When I started the program I told myself that I would appreciate and look forward to every workout. The first stage of the workout was uncomfortable, but as I had made my 2011 motto, "Do the Uncomfortable" I pushed through.
This is what I did. Everyday when I got home, the first thing I did was put the DVD in the player and press play. It's hard to skip your workout once the workout started. Next, I made the decision to do everything on the DVD. I had tried starting P90x earlier in the year but failed. I think it was because I would skip the stretching or skip parts I didn't like. During this time however, I had a DVD player with a missing remote. So it forced me to do everything on the DVD from beginning to end. The third thing I keep telling myself during the workouts, was how much I loved it. After the workouts, I would look at myself in the mirror and say "Day __ this was the best workout!" After the first phase, I found that it wasn't very hard to motivate myself, I had become addicted to it.
As I continued to "press play" I found that I became competitive with myself. I wrote down for the most part my accomplishments. When I would review them, it would make me want to beat myself, I made a little game of it. As each day ticked away, workout after I workout, I started to see results. In the end I have lost over 20 pounds (from 200-180), dropped from a 36 to a 32.. I even have lines starting to show up in my stomach. I am more flexible than I was even in high school, my joints don't ache, I don't get headaches anymore and overall I feel amazing. I'm a 37 year single male, and when I was overweight it was hard to date or meet someone, it's feels good to have a pretty girl smile at me at the bar now:) With my outward transformation came an inward transformation as well. I wasn't depressed, I had confidence which not only helped my dating life but my work habits. I found that I was able to concentrate more at work, I had a desire to be good at everything I do. I had replaced the negative self talk with positive self talk. Overall I feel good about being alive, I love my body and I'm comfortable in my skin.

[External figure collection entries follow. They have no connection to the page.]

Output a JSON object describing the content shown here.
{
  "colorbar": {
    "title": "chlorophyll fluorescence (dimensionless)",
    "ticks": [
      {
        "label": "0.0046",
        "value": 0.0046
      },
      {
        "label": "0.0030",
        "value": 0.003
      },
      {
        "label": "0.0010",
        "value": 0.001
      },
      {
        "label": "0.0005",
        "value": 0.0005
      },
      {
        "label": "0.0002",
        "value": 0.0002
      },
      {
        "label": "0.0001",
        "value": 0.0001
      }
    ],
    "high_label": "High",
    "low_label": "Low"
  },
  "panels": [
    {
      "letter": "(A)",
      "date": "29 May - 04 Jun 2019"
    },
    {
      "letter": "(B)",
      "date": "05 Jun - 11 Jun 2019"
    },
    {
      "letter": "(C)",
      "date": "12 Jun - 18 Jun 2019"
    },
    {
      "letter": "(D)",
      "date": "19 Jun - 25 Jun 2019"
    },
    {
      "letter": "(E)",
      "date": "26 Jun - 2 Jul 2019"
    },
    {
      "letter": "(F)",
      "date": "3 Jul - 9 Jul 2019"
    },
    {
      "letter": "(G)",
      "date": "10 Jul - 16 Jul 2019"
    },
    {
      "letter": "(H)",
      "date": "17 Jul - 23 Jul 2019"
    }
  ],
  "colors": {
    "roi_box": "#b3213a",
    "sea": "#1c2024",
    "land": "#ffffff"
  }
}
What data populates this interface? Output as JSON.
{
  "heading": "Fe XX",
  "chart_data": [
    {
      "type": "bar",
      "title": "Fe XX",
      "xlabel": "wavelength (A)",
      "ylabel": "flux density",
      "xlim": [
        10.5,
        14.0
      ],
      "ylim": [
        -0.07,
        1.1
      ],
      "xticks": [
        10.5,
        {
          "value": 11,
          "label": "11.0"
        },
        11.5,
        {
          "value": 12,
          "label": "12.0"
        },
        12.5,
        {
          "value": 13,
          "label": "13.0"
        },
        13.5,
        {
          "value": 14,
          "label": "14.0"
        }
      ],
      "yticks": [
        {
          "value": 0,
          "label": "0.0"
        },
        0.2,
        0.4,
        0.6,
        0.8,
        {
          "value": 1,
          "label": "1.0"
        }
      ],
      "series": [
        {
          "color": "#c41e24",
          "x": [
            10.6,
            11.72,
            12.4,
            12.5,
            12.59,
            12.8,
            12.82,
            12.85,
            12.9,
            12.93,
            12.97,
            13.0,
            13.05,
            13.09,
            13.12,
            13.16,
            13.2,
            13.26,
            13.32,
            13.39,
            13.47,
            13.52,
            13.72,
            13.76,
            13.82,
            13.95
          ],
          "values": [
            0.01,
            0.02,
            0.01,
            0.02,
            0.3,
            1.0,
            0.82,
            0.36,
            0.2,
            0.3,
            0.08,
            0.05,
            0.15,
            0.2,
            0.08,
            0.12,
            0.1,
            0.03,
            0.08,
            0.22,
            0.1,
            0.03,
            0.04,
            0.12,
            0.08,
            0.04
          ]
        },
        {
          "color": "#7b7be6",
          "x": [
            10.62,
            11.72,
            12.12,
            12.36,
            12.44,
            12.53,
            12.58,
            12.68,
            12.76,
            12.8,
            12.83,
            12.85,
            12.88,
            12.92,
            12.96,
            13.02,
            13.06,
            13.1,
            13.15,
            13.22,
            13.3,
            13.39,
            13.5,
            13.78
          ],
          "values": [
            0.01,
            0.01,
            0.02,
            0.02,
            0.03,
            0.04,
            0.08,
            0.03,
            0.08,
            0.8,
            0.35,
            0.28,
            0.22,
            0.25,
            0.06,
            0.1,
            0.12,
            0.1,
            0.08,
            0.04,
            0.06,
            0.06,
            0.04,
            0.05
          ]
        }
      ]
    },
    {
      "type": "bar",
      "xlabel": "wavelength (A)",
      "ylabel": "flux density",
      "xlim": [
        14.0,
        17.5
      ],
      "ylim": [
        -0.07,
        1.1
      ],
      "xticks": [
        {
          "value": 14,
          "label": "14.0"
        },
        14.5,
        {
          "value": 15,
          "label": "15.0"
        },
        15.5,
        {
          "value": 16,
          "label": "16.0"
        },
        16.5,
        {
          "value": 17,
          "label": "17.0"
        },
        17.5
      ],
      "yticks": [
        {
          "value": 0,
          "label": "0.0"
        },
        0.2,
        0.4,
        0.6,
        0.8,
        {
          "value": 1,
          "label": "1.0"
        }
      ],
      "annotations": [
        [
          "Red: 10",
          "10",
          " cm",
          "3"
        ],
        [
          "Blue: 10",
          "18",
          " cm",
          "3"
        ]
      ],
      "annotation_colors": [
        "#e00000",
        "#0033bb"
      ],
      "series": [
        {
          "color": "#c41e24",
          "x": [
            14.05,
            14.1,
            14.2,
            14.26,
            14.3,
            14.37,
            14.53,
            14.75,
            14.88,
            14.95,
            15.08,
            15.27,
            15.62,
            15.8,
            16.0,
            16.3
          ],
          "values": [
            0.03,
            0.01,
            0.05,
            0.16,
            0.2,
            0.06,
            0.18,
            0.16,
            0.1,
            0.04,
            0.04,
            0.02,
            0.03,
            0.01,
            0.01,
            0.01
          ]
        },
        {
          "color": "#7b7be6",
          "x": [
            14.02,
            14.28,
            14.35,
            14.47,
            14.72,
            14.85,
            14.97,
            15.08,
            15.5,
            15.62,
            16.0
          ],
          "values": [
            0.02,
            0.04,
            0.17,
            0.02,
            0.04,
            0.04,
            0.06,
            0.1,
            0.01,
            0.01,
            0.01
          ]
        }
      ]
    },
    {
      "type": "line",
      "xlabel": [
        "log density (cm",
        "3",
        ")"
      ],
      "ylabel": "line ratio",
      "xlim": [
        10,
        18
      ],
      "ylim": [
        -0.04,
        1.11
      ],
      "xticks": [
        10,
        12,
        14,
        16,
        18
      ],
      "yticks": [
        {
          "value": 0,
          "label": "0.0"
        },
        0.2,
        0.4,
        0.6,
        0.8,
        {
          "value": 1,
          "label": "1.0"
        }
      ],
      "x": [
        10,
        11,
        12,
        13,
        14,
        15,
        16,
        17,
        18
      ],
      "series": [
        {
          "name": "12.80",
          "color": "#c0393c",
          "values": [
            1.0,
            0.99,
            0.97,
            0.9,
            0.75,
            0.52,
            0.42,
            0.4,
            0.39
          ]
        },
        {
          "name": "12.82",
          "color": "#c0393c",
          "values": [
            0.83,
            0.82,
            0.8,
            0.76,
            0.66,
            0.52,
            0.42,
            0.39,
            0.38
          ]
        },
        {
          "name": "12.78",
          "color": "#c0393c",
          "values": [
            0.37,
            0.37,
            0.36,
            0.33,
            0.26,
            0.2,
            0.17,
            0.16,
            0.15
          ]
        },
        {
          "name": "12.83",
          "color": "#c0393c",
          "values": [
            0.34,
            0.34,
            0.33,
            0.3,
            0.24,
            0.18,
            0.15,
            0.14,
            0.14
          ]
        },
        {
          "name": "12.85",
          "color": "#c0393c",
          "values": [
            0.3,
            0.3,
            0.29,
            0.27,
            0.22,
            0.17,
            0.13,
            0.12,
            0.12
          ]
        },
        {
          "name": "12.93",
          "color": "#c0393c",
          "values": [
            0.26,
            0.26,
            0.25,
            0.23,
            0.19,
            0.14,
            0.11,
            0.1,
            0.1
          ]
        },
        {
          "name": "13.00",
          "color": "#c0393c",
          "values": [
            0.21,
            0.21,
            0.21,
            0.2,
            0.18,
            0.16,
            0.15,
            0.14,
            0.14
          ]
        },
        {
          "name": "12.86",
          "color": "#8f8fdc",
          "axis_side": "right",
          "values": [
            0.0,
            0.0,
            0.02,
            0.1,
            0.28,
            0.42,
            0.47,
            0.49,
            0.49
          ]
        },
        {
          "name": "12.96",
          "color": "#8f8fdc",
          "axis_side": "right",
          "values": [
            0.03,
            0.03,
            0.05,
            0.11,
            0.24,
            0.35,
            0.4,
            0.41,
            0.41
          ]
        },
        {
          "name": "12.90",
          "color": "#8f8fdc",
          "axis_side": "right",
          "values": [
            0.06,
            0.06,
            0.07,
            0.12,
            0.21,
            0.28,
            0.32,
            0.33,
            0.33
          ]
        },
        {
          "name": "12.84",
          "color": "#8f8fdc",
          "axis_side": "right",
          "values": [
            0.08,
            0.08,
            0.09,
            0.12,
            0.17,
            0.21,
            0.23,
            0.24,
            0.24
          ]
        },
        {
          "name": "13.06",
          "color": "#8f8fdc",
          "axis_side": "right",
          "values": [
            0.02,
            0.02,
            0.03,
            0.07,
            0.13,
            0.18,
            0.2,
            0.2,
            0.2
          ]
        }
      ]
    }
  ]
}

The most interesting side effect of P90x is how it has affected others around me. I have had many friends, relatives and acquaintances tell me that I have inspired them to change their lives. Including one friend who gave up smoking and my roommate who recently grabbed my P90x DVD's and proclaimed he was going to do it.
Finally, the only mistake I made. I bought new clothes during the second phase, I should have waited till the end... but I really do enjoy my new wardrobe!!